American computer scientist

Lori A. Clarke is an American computer scientist noted for her research on software engineering. Her research investigates the application of software engineering technologies to detect errors and vulnerabilities in human-intensive processes in healthcare, scientific workflow, and digital government.

==Biography==
Clarke received a B.A. in Mathematics from the University of Rochester in 1969. She received a Ph.D in Computer Science from the University of Colorado in 1976.

She then joined the Department of Computer Science at the University of Massachusetts Amherst as an assistant professor in 1976. While there she was promoted to associate professor in 1981 and to professor in 1986. In 2011, she became the chair of the School of Computer Science. In 2015 she earned the status of emeritus professor.

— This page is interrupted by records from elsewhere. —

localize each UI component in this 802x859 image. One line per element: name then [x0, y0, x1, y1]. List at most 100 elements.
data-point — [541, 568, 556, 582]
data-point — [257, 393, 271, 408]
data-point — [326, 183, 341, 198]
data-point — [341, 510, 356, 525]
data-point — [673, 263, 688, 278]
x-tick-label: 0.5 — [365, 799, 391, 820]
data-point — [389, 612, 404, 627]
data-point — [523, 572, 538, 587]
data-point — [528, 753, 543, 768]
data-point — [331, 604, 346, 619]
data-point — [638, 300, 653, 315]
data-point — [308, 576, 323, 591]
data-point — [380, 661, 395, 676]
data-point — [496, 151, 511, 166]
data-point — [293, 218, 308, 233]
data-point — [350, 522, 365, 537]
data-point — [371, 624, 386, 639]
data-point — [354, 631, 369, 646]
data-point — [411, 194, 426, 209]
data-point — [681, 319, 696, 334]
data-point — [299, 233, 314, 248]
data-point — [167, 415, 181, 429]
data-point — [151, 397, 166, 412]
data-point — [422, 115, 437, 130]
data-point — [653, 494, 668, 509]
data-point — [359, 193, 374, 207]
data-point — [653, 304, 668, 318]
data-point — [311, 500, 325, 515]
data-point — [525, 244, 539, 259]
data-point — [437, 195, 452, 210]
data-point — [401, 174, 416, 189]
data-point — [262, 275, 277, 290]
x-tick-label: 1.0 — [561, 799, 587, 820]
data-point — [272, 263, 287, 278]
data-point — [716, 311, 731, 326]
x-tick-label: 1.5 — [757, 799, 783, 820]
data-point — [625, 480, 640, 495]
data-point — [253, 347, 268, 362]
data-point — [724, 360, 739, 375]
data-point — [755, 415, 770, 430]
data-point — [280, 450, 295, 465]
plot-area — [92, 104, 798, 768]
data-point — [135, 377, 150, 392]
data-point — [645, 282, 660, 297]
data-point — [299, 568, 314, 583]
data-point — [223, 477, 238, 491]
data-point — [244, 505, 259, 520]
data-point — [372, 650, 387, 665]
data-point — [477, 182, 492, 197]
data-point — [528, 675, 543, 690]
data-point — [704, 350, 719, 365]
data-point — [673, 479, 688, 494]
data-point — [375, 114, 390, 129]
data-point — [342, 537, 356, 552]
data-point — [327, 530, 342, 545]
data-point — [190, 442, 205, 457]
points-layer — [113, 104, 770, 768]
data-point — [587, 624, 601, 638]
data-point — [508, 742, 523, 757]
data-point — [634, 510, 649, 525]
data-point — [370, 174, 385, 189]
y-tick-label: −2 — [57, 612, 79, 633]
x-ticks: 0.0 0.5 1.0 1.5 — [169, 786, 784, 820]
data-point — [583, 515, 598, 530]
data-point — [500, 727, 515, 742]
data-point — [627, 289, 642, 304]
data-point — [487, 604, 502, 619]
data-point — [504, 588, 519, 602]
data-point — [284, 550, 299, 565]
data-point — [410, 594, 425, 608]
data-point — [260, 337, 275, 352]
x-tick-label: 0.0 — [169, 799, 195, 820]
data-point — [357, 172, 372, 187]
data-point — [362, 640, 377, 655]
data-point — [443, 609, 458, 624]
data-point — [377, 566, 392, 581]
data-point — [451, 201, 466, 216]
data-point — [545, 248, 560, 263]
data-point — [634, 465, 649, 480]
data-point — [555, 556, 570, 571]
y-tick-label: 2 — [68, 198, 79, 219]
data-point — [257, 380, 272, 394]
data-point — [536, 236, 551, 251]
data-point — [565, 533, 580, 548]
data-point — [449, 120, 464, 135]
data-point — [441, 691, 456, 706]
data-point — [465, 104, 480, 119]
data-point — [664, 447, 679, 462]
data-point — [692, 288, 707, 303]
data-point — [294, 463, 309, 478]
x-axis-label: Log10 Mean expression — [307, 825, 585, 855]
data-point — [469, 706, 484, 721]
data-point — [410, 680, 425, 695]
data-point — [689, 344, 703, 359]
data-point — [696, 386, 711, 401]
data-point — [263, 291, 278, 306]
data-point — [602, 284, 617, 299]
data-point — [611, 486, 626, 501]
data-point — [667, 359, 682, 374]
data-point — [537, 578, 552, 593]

She was a board member for SIGSOFT from 1985 to 2001, including the chair from 1993 to 1997. She was a board member of CRA from 1999 to 2009. She has been a member of the CRA-W Board since 2001 and was the co-chair of CRA-W from 2005 to 2008.

Clarke is noted for her leadership in broadening participation in computing, particularly from underrepresented minorities.

==Awards==
In 1998, she was named an ACM Fellow.

Her other notable awards include:
- IEEE Fellow in 2011 for contributions to software testing and verification.